The session disclosed thats better to wait for the next generation iPhone (which probably has a compass) than upgrade now to 3G (currently I'm using the 1st generation)
The compass is the main hardware gadget missing in iPhone and present in Googles Android-Phone G1.
Why do you need a compass when you have GPS? The answer is wikitude, an augmented reality application, currently available only for G1.
With wikitude, you use the buildin camera as a viewfinder; the wikitude application puts overlays on the view filled with pointers to POIs. Shortly spoken: wikitude puts the pins of google maps upon your cameras view. The data itself comes from wikipedia, panoramio and qype.
For this app, the current position is needed (GPS), as well as the direction of view (compass).

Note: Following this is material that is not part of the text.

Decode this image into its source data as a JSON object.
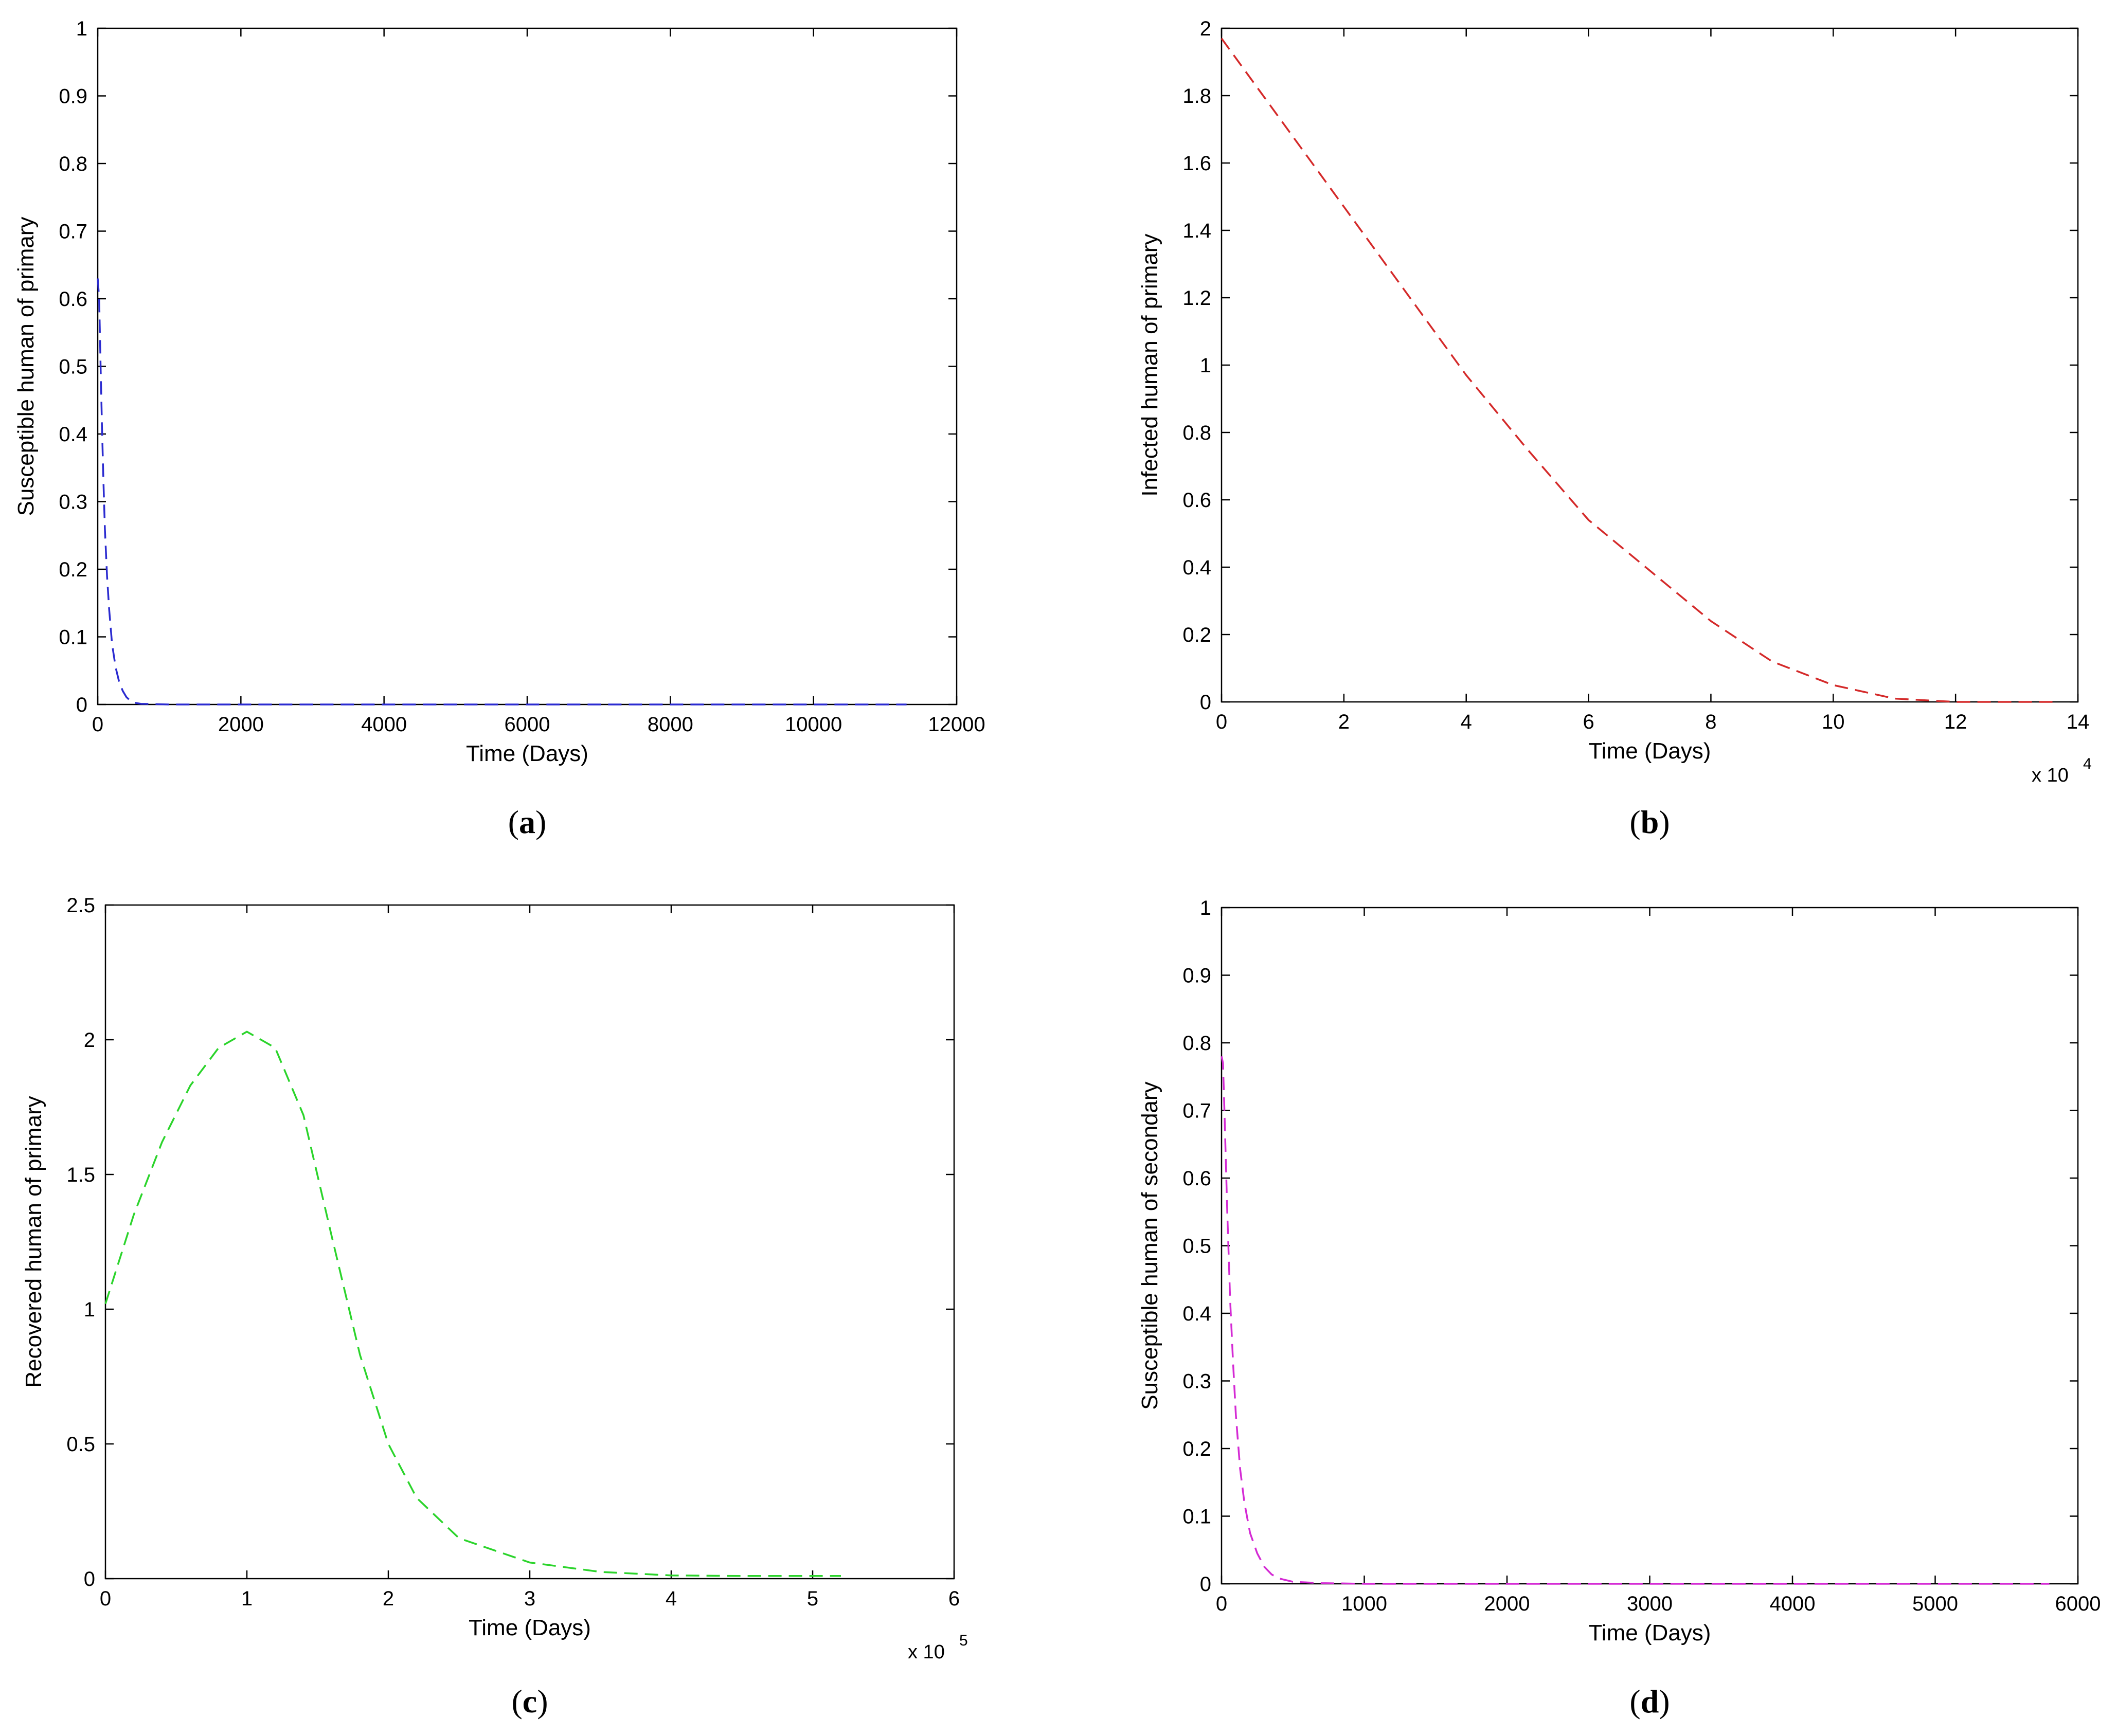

Last but not least, the gravity sensor is used to determine wether your looking at the sky or at the floor (this will become evident in an area with large gradient - in austria for example, where the developers of wikitude are living.)
When having seen this cool app you will agree: POIs on maps are boring 2008
There are some aspects which may become critical:
Level of detail / collision detection
POIs behind behind large buildings will shine through. This will become annoying in flat areas with a lot of POIs - in Berlin, for example.
Missing height in geolocations
Particulary in cities with skyscrapers, POIs will be stacked. When standing in front of such a POI-bundle, you would like to have them meaningful separated in height - instead of cluttering them on the sideway.